Itu Cleveland Brown sedang memasuki era baru di bawah asuhan pelatih kepala Todd Monken, namun suasana di Berea membawa kegelisahan yang sama yang telah menghantui franchise tersebut selama bertahun-tahun.

3

Kantor depan Cleveland tampaknya tidak mengambil pelajaran dari hal iniKredit: Getty

Perubahan kepelatihan dan penyesuaian roster seharusnya menandakan pengaturan ulang. Sebaliknya, Cleveland tampak terjebak dalam pola yang paling mudah dikenali: ruang quarterback yang penuh sesak, tidak ada jawaban yang jelas, dan harapan semakin tipis.

Laporan menunjukkan bahwa keluarga Brown sedang menuju kompetisi kamp pelatihan tiga arah, mungkin empat arah, yang menampilkan tanda tanya senilai $230 juta Deshaun Watson bersama siswa tahun kedua Shedeur Sanders dan Dillon Gabriel.

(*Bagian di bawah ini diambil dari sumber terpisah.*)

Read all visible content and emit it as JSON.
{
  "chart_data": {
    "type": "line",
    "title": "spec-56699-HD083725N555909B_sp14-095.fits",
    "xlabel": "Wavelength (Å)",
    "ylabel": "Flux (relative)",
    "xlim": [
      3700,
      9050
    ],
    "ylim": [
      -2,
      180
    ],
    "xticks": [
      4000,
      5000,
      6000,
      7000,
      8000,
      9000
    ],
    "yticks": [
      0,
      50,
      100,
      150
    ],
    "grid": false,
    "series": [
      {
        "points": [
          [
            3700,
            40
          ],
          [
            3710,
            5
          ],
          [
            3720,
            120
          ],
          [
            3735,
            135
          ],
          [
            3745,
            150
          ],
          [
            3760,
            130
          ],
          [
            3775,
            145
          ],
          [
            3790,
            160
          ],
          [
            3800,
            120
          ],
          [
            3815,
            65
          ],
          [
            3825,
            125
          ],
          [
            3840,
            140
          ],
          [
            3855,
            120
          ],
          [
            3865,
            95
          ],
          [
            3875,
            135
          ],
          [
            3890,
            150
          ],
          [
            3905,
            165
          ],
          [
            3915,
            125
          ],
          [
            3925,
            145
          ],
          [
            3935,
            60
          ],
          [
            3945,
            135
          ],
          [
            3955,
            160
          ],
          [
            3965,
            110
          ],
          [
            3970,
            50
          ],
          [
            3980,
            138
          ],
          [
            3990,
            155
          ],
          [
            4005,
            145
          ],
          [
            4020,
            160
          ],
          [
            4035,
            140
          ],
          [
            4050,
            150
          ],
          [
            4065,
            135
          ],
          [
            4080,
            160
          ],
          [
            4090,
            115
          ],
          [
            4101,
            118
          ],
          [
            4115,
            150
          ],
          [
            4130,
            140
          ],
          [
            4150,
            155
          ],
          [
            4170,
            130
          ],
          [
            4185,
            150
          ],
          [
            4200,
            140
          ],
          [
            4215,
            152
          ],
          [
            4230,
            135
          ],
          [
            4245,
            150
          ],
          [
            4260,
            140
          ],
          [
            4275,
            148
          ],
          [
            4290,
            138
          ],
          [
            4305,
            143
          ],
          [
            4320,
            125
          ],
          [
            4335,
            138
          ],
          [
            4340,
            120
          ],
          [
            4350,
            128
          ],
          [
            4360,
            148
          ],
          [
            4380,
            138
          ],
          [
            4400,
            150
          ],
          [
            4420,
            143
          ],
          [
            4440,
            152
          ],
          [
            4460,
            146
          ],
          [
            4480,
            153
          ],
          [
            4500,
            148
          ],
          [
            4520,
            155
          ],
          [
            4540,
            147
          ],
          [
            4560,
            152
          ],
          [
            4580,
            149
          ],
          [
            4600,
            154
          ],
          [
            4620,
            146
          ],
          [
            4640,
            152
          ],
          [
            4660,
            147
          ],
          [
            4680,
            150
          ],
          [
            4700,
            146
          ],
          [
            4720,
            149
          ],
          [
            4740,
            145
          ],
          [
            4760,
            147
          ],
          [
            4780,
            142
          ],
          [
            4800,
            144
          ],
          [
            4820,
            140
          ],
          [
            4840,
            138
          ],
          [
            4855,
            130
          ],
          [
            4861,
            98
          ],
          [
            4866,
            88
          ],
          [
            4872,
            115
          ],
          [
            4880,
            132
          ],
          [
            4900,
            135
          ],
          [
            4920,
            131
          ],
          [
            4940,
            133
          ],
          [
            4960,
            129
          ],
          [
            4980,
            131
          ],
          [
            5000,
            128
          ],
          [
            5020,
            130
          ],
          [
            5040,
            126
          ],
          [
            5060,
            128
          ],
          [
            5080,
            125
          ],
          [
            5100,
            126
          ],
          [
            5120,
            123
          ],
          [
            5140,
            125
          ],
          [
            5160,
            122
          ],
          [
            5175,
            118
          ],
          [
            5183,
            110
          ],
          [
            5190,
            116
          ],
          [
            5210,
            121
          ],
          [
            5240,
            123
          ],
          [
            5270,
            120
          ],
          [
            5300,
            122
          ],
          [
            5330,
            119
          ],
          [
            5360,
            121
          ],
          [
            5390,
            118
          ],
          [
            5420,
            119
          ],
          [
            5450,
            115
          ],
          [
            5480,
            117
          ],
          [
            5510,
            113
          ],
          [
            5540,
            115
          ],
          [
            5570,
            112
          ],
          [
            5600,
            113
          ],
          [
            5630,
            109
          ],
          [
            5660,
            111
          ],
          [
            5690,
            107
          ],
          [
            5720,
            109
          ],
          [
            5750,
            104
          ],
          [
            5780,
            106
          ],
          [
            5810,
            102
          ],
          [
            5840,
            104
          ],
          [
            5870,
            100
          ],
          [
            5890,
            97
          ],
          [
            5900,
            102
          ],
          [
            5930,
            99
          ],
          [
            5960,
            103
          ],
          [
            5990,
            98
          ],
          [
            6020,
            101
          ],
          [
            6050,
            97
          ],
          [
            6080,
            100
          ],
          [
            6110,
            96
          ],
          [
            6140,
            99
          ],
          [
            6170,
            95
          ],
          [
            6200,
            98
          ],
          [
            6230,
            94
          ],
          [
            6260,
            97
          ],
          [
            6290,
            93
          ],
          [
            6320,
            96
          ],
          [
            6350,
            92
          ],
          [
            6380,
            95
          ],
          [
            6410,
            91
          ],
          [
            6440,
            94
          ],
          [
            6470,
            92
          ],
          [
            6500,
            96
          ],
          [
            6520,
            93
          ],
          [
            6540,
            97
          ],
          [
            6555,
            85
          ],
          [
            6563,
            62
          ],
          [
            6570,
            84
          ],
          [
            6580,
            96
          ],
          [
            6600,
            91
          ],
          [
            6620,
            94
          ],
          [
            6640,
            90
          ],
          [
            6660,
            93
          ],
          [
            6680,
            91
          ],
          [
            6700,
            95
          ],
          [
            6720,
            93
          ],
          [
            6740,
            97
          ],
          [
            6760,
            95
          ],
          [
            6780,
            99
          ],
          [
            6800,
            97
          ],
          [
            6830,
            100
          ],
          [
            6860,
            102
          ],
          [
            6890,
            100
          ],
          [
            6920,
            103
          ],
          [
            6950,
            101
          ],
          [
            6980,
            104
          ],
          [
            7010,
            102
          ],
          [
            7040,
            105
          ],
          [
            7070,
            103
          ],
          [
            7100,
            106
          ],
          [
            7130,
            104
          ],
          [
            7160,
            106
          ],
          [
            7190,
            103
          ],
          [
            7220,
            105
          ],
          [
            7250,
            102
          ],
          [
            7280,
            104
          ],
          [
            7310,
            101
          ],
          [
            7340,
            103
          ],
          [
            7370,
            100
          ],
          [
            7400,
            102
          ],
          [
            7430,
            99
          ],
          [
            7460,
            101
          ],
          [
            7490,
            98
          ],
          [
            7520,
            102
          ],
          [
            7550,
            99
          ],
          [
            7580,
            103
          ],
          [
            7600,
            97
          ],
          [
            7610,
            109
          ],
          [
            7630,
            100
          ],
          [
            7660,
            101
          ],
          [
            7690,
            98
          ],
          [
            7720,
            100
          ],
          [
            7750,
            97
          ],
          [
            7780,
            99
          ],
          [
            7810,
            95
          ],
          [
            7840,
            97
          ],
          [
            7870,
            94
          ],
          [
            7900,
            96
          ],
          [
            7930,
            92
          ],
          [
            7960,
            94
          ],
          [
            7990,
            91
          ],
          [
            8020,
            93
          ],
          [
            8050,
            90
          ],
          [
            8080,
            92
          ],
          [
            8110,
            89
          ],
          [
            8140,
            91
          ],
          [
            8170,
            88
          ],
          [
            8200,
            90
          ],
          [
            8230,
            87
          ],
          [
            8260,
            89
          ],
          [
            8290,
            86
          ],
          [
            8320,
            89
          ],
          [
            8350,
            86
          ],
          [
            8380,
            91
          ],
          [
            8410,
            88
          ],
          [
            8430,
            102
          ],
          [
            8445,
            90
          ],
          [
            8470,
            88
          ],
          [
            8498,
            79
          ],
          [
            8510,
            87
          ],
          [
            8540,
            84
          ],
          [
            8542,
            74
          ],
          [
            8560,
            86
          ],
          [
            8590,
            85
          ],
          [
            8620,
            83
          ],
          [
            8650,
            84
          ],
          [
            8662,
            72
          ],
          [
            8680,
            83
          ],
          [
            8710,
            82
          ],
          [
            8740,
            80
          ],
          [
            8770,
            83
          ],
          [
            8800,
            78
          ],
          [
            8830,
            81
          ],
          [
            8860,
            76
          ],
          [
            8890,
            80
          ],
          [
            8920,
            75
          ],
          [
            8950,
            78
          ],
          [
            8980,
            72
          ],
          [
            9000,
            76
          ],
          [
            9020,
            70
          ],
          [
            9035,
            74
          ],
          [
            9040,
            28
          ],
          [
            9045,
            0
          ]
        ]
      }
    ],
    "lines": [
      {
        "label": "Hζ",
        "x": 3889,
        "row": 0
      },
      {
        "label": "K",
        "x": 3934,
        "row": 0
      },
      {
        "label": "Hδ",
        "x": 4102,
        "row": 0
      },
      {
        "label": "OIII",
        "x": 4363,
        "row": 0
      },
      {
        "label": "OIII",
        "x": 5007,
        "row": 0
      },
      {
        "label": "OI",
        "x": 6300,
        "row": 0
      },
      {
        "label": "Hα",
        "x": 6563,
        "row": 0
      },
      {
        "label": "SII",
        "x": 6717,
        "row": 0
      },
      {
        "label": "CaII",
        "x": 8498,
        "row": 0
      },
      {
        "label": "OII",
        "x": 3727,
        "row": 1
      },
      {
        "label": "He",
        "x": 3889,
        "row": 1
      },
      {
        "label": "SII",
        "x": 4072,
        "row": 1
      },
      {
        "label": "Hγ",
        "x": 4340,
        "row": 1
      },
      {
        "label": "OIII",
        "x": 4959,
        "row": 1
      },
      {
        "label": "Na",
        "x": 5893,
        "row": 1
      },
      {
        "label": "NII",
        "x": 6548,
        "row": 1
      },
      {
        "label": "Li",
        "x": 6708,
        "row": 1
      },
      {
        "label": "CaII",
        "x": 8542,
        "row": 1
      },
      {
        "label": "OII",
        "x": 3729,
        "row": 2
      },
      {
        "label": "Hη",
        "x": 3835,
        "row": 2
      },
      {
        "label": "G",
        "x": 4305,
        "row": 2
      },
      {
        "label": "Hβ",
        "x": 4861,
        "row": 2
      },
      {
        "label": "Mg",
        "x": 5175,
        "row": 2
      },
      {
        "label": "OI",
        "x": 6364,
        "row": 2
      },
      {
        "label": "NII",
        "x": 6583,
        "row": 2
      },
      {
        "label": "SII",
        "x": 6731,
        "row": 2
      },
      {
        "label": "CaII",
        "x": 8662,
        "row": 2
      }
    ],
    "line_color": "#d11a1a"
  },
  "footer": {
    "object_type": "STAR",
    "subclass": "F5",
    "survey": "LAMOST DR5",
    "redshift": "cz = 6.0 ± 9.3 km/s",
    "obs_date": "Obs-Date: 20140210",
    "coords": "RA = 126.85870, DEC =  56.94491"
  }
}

Watson tetap menjadi pusat pembicaraan yang tidak dapat dihindari.

Setelah absen sepanjang musim 2025 karena cedera Achilles kedua, dia kembali ditampilkan sebagai starter yang layak. Monken telah secara terbuka menyatakan intrik tentang sisi positif Watson, tetapi untuk basis penggemar yang hanya menyaksikan 19 penampilan dan rekor 9-10 dalam empat musim, rasa ingin tahu telah digantikan oleh rasa lelah.

Mempertahankan Watson dalam persaingan bukan hanya tentang persaingan — ini tentang pembenaran.

The Browns menginvestasikan tiga pilihan putaran pertama dan jaminan uang yang belum pernah terjadi sebelumnya padanya. Bergerak dengan bersih tidak akan pernah mudah. Namun terus memutarbalikkan risiko akan memperpanjang ketidakpastian yang ingin dihilangkan oleh organisasi tersebut.

Gerakan pemuda juga tidak merasa tenang.

Sanders masuk pada akhir musim lalu setelah Gabriel tersendat dan mengalami gegar otak, memberikan janji namun belum mengklaim kepemilikan atas pekerjaan tersebut.